O músculo cardíaco funciona melhor à tarde do que de manhã. E isto parece condicionar o sucesso de uma operação ao coração. Num estudo publicado na revista Lancet, regista-se que há o dobro das complicações nos pacientes operados de manhã do que no lote de doentes operados de tarde. Mais concretamente, 54 em 298 e 28 em 298, respetivamente. E os resultados não são influenciados pelo estado do cirurgião, reforça-se no artigo. Ou seja, não é o facto de o médico se encontrar mais ou menos desperto que está na origem das complicações – ataque cardíaco ou mesmo morte, após a cirurgia.
Na origem desta disparidade está o ritmo circadiano, o ciclo biológico dos seres vivos, influenciado pela variação da luz, ao longo das 24 horas – é por isso que temos sono à noite, quando o sol se vai.
O que parece é que as células do coração também respeitam este ciclo. À BBC, John O’Neill, do laboratório de Biologia Molecular, do Medical Research Council, em Inglaterra, comentou que a descoberta não era propriamente surpreendente. “Tal como todas as outras células do nosso corpo, as do coração obedecem a um ritmo circadiano que orquestram a sua atividade. O nosso sistema cardiovascular tem maior desempenho à tarde, o que explica o facto de os atletas profissionais conseguirem melhores marcas neste período do dia.” Será também por esta razão que ocorrem mais ataques cardíacos e AVC de manhã cedo.

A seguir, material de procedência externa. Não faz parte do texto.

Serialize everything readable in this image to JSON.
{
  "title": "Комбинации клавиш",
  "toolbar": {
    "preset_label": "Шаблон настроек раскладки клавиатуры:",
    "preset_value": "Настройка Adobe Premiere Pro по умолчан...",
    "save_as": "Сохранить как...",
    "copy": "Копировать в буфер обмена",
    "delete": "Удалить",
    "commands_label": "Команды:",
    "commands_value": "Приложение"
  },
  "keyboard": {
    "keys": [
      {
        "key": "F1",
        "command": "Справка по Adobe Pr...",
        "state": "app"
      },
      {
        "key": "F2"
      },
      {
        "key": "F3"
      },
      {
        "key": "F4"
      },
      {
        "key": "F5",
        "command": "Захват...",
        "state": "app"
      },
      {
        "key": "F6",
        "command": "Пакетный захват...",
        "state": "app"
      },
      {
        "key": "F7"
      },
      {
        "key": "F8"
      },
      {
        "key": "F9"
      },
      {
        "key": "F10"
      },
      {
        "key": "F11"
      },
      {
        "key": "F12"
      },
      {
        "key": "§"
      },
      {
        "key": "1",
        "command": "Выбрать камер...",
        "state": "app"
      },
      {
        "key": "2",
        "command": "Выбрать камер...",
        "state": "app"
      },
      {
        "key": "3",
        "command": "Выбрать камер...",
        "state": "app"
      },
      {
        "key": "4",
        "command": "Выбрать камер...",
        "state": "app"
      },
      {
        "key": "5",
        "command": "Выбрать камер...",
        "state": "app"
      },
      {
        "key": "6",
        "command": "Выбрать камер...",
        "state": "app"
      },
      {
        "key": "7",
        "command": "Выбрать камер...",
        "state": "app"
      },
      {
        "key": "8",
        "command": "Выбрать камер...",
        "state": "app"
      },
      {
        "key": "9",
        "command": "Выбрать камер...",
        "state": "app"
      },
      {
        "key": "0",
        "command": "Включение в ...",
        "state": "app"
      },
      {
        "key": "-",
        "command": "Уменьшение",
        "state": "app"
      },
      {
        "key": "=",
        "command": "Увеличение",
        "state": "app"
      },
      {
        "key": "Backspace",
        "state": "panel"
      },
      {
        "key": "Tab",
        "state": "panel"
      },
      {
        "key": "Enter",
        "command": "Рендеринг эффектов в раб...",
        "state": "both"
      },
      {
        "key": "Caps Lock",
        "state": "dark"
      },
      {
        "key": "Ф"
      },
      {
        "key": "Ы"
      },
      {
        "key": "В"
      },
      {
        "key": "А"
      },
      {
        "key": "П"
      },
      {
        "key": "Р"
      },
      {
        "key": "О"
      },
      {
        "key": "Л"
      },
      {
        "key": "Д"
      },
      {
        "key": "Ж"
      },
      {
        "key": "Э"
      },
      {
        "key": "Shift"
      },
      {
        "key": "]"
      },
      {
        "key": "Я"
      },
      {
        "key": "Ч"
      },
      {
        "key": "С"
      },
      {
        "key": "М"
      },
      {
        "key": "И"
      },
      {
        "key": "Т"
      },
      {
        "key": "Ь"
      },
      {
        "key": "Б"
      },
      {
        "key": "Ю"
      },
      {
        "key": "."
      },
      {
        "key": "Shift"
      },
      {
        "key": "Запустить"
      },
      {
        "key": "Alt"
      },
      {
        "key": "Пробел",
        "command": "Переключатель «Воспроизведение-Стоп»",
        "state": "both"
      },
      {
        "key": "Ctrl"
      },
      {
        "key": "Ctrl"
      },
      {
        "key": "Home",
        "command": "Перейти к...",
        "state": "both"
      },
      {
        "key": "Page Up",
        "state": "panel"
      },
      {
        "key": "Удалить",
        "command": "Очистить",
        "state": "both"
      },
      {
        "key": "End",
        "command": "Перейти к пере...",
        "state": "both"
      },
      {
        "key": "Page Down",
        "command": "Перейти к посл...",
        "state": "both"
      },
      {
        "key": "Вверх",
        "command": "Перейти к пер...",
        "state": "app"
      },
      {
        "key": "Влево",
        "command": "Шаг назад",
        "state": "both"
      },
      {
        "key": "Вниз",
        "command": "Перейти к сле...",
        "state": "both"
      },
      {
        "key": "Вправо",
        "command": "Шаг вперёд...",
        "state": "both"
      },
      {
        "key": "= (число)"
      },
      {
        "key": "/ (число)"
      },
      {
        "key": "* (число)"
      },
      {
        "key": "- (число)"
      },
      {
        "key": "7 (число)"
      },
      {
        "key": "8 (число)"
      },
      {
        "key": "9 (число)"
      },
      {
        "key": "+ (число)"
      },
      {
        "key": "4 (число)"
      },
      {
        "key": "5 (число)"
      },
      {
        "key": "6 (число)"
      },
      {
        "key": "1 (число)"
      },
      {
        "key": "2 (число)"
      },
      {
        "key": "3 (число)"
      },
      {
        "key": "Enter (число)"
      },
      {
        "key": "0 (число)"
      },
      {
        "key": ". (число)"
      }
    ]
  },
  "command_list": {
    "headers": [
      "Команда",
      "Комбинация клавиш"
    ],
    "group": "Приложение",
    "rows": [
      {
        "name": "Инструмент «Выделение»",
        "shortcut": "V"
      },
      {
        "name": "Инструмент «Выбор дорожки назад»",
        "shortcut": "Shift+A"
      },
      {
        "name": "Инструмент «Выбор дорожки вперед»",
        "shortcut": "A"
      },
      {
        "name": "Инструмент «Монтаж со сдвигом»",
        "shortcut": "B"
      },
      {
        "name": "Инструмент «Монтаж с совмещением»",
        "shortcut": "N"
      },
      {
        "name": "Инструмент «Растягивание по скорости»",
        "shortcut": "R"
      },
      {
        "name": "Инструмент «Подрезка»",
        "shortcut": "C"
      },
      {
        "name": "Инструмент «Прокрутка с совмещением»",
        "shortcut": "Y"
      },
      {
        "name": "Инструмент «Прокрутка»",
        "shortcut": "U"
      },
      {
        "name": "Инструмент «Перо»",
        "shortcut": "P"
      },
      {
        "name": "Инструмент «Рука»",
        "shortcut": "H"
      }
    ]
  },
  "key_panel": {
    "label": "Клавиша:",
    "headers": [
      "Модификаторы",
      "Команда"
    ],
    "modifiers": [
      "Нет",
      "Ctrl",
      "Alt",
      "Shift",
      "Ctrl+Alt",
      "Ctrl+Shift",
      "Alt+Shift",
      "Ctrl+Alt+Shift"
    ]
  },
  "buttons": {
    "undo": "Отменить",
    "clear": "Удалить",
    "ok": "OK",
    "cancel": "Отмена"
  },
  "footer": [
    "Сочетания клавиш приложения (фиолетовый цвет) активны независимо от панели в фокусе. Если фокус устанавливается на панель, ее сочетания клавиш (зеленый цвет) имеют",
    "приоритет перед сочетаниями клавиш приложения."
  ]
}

Mesmo isoladas, numa caixa de laboratório, as células mantêm este padrão: batem com mais vigor da parte da tarde. E quando se manipulam genes que regulam o ciclo circadiano, consegue-se inverter o registo do funcionamento celular. Esta capacidade de acordar é crucial quando o coração tem de voltar a bater, depois de ter estado parado durante a intervenção.
Reconhecendo ser impossível programar todas as cirurgias para depois do almoço, os autores do estudo sugerem que se identifiquem os doentes de maior risco e que estes sejam operados na parte da tarde.
Os cientistas querem agora perceber se o horário também condiciona o sucesso de operações a outros órgãos.